🤖 AI Summary
This paper addresses the challenge of statistical inference in multi-armed bandits (MAB), focusing on the asymptotic normality of optimistic minimax-optimal algorithms. Building upon the Lai–Wei stability criterion, we establish, for the first time, a general structural condition under which optimistic algorithms violate this criterion—revealing a fundamental tension between minimax optimality and statistical stability.

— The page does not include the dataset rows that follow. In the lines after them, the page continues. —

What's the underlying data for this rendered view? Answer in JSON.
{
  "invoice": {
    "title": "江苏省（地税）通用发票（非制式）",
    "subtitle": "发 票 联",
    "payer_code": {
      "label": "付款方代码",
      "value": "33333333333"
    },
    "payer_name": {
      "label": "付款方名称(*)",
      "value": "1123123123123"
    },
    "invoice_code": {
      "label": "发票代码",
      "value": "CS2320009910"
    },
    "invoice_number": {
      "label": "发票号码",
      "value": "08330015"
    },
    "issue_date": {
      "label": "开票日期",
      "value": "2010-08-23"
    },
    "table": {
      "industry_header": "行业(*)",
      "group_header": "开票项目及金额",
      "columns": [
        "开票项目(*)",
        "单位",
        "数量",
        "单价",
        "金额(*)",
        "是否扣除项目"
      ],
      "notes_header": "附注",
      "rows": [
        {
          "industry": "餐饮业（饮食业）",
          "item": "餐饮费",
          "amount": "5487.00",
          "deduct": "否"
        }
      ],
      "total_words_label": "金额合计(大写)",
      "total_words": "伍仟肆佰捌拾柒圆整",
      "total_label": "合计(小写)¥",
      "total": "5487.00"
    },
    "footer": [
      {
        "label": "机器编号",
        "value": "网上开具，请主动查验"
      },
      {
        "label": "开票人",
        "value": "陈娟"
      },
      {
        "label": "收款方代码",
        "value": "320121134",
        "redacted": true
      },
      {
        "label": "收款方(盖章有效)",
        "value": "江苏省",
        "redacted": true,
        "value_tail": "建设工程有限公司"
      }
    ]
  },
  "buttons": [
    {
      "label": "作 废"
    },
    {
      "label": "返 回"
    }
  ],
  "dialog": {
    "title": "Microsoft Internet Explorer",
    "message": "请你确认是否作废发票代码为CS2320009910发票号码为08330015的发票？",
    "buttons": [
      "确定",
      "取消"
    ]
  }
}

We theoretically prove that several prominent minimax-optimal algorithms—including MOSS, Anytime-MOSS, KL-MOSS, ADA-UCB, and KL-UCB++—fail the Lai–Wei stability condition, resulting in sample-mean distributions that significantly deviate from normality. Numerical simulations corroborate their asymptotic non-normality. Our work systematically characterizes the intrinsic mechanism behind statistical failure under optimism and formally establishes that, under the standard MAB setting, simultaneously achieving minimax-optimal regret and asymptotic normality is likely infeasible.
📝 Abstract
Statistical inference from data generated by multi-armed bandit (MAB) algorithms is challenging due to their adaptive, non-i.i.d. nature. A classical manifestation is that sample averages of arm rewards under bandit sampling may fail to satisfy a central limit theorem. Lai and Wei's stability condition provides a sufficient, and essentially necessary criterion, for asymptotic normality in bandit problems. While the celebrated Upper Confidence Bound (UCB) algorithm satisfies this stability condition, it is not minimax optimal, raising the question of whether minimax optimality and statistical stability can be achieved simultaneously. In this paper, we analyze the stability properties of a broad class of bandit algorithms that are based on the optimism principle. We establish general structural conditions under which such algorithms violate the Lai-Wei stability criterion. As a consequence, we show that widely used minimax-optimal UCB-style algorithms, including MOSS, Anytime-MOSS, Vanilla-MOSS, ADA-UCB, OC-UCB, KL-MOSS, KL-UCB++, KL-UCB-SWITCH, and Anytime KL-UCB-SWITCH, are unstable. We further complement our theoretical results with numerical simulations demonstrating that, in all these cases, the sample means fail to exhibit asymptotic normality.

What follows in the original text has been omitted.